An abstraction predicate is a unary mapping from terms of suitable type to formulae. You can construct such mappings here by registering placeholder variables (e.g., int i or java.lang.String s) and using those in the predicate definition (e.g., s = null). For each sort of placeholder predicates, a finite lattice for merges with abstraction is constructed.

Thus, it does not make sense to register multiple placeholders of the same type. Furthermore, each abstraction predicate definition must contain exactly one placeholder which then also determines the type of the predicate.

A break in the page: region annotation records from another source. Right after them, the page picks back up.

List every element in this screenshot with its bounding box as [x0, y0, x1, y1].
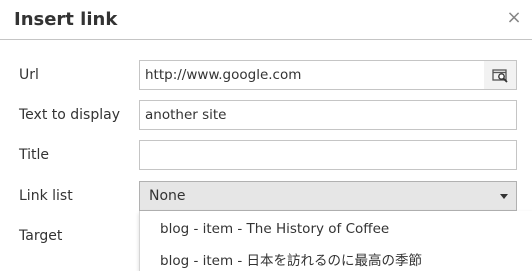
close-icon[interactable]: × — [504, 6, 524, 30]
menu-item[interactable]: blog - item - 日本を訪れるのに最高の季節 — [160, 251, 422, 271]
browse-icon — [492, 69, 508, 83]
link-list-selected-value: None — [149, 188, 186, 204]
link-list-menu: blog - item - The History of Coffee blog… — [139, 211, 532, 271]
title-input[interactable] — [139, 140, 517, 170]
link-list-label: Link list — [19, 188, 73, 204]
target-label: Target — [19, 228, 63, 244]
caret-down-icon — [500, 194, 508, 199]
link-list-select[interactable]: None — [139, 181, 517, 211]
dialog-title: Insert link — [14, 9, 118, 30]
text-to-display-label: Text to display — [19, 107, 120, 123]
dialog-header: Insert link × — [0, 0, 532, 40]
title-label: Title — [19, 147, 50, 163]
menu-item[interactable]: blog - item - The History of Coffee — [160, 219, 389, 239]
browse-button[interactable] — [484, 60, 517, 90]
text-to-display-input[interactable]: another site — [139, 100, 517, 130]
insert-link-dialog: Insert link × Url http://www.google.com … — [0, 0, 532, 271]
url-label: Url — [19, 67, 39, 83]
url-input[interactable]: http://www.google.com — [139, 60, 485, 90]
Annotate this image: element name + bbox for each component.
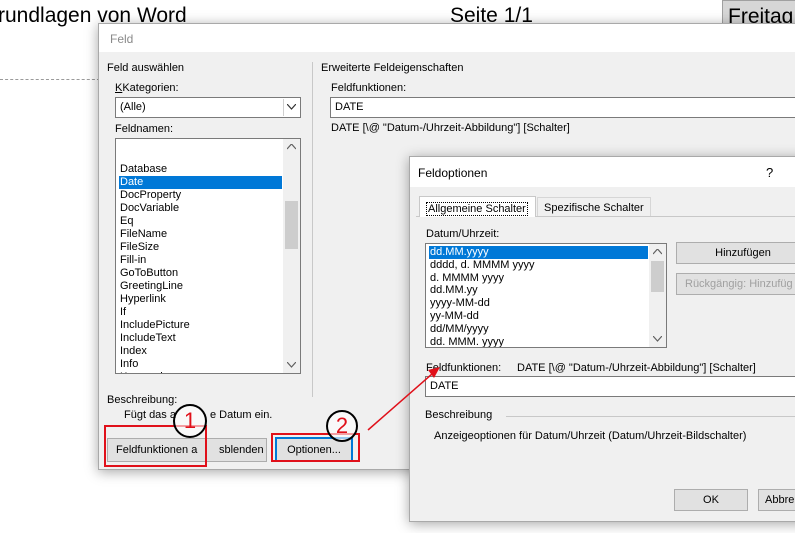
annotation-marker-1: 1 [173, 404, 207, 438]
annotation-arrow [367, 367, 440, 431]
annotation-marker-2: 2 [326, 410, 358, 442]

There are three lattice types you can choose; your choice determines how abstract domain elements will be constructed from the given abstraction predicates. Your options are:

Simple Predicates Lattice

This lattice type consists out of a bottom element, one abstract domain element for each of your abstraction predicates, and a top element.

Conjunctive Predicates Lattice

In this lattice, all 2^n combinations of your predicates are combined using conjunction. The iterator of this lattice returns a bottom element, then the conjunction of all n predicates, then all conjunctions of length n-1 of the predicates, and so on. Finally, the top element is returned.

Disjunctive Predicates Lattice

Similar to the conjunctive lattice, but with disjunctions and reversed order: After the bottom element, the next elements correspond to one predicate each, then follow all disjunctions of length 2, and so on. You have to make sure that at most the disjunction of all predicates is valid, but no combination before.